Currently, state law binds Colorado’s air quality protections to federal minimum standards. HB-1309 would allow Colorado to maintain current air quality protections when federal rollbacks would lower pollution control standards or allow increases in emissions, putting control over Coloradans’ health back under state control.

Many Western states including neighboring Wyoming, Arizona, and Kansas already have the local control that Colorado is seeking to regain.

Local governments welcome the increased state authority.

According to Gregg Thomas Environmental Compliance Supervisor at the City and County of Denver, “We applaud the house’s move to increase state authority to protect air quality. The anti-backsliding measures in HB-1309 to allow Colorado to prevent the rollback of air quality regulations will benefit all Coloradans.”

The push for more state power to protect public health comes in the aftermath of proposed federal rollbacks to air quality laws that would dramatically increase the amount of pollution power plants and industrial sources in Colorado are allowed to produce.

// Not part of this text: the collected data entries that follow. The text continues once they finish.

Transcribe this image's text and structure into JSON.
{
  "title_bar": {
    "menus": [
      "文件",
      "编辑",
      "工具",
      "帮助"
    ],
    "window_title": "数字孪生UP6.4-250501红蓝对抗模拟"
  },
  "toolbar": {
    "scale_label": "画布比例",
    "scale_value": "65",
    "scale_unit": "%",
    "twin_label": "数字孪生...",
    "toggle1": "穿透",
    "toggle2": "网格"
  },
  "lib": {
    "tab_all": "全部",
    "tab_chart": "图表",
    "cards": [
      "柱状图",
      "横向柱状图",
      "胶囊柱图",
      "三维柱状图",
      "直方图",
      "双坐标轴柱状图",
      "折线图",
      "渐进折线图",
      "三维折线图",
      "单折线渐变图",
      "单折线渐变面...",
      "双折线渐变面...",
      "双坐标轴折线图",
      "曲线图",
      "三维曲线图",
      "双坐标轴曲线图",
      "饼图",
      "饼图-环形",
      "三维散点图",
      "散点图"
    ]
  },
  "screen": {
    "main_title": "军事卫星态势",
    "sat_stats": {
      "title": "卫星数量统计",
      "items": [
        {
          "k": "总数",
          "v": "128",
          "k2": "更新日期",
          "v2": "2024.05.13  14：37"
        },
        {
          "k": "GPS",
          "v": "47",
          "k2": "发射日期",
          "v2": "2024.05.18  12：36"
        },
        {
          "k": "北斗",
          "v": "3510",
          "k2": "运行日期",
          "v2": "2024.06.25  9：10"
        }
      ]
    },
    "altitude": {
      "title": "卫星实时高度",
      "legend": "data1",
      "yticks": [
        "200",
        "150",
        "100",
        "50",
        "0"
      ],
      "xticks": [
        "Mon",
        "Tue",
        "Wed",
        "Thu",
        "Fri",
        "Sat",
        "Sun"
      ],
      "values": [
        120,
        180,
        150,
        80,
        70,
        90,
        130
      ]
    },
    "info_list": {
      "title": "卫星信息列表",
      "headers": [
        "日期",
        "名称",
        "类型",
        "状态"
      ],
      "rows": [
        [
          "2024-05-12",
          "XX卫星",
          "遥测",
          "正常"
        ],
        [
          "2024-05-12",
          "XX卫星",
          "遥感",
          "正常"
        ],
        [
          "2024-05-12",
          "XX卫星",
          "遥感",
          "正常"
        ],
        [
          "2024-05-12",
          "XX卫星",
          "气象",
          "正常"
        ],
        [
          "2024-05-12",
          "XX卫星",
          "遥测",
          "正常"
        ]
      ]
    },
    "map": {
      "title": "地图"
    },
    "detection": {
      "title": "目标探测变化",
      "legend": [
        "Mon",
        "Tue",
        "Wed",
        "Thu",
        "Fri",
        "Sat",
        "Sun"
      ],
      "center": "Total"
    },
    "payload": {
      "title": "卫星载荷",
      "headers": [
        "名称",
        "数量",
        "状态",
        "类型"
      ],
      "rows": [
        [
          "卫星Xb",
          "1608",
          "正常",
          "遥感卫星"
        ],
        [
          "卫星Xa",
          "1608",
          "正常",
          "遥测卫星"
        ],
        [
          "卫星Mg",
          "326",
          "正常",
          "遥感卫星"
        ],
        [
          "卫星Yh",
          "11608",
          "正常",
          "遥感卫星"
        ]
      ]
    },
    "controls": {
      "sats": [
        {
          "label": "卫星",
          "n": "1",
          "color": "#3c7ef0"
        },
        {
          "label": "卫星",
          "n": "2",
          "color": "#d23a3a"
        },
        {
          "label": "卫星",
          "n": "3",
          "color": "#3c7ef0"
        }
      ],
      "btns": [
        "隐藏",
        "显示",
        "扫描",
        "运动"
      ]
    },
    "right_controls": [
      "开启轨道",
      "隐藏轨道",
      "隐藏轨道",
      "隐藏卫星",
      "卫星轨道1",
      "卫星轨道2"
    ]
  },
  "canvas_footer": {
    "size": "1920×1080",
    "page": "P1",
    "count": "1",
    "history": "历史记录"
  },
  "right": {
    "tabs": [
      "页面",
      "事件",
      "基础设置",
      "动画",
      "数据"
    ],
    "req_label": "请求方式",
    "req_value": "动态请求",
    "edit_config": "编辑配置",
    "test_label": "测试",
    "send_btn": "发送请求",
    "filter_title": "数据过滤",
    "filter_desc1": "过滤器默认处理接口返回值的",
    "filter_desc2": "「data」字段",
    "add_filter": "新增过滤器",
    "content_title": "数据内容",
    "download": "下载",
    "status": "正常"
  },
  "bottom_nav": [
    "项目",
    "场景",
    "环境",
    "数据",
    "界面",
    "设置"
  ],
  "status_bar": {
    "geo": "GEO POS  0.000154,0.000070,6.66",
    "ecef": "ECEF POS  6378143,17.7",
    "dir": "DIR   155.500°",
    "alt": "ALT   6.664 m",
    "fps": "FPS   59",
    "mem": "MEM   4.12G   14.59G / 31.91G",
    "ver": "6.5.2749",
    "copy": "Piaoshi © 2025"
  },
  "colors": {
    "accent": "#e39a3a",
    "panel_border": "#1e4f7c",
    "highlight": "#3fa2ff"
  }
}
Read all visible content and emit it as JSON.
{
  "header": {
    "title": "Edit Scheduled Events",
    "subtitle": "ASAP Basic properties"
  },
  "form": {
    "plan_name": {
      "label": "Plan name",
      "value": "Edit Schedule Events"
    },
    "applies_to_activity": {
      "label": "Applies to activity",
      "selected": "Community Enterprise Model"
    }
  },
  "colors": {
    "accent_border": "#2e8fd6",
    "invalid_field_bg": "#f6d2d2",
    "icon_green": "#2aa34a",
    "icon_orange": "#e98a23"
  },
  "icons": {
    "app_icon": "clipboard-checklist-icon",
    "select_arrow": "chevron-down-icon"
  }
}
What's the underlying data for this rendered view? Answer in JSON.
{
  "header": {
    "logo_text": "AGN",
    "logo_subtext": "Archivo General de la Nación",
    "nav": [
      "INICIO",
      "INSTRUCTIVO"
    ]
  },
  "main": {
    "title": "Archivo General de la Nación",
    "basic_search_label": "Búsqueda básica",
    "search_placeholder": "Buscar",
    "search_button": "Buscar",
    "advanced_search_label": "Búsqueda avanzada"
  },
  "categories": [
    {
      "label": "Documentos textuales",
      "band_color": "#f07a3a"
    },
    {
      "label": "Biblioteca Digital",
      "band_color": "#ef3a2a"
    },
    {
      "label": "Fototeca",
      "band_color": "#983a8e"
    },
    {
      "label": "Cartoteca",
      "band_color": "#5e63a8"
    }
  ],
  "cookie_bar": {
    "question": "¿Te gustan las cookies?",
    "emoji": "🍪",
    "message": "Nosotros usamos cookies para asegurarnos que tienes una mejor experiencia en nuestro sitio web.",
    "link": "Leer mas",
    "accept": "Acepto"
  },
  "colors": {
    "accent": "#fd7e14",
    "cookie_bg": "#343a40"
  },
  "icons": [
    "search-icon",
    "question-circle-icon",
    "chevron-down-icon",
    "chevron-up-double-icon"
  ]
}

These rule changes, which would allow industrial sources in Colorado to increase emissions of smog forming volatile organic compounds by up to 93%, have public health advocates concerned.

“Colorado has the second highest incidence of asthma of any state in the nation and more than 175,000 people living with chronic obstructive pulmonary disease,” said Will Coyne of Environment Colorado. “The last thing we need is more smog in our air.”

Colorado already struggles with mercury, smog, and haze pollution. Colorado’s Mesa Verde National Park recorded the third highest atmospheric mercury concentration in the nation in 2003 and so much mercury washes out of our air the fish from 6 lakes in Colorado are unsafe to eat. Colorado exceeded federal health standards for ozone (smog) 60 times in 2003 and areas across the state still struggle to meet minimum standards. Haze obscures views throughout Colorado. Even low levels of particulate pollution damage health and our tourist economy.

“Federal rollbacks are bad for Colorado’s health, economy, and environment” said Silverman. “HB-1309 would allow Colorado to protect our state when the federal government won’t.”

A diverse coalition including the public health officials, public health advocates, religious groups, local governments, labor unions, agricultural groups, rallied behind HB-1309 to support cleaner air in Colorado.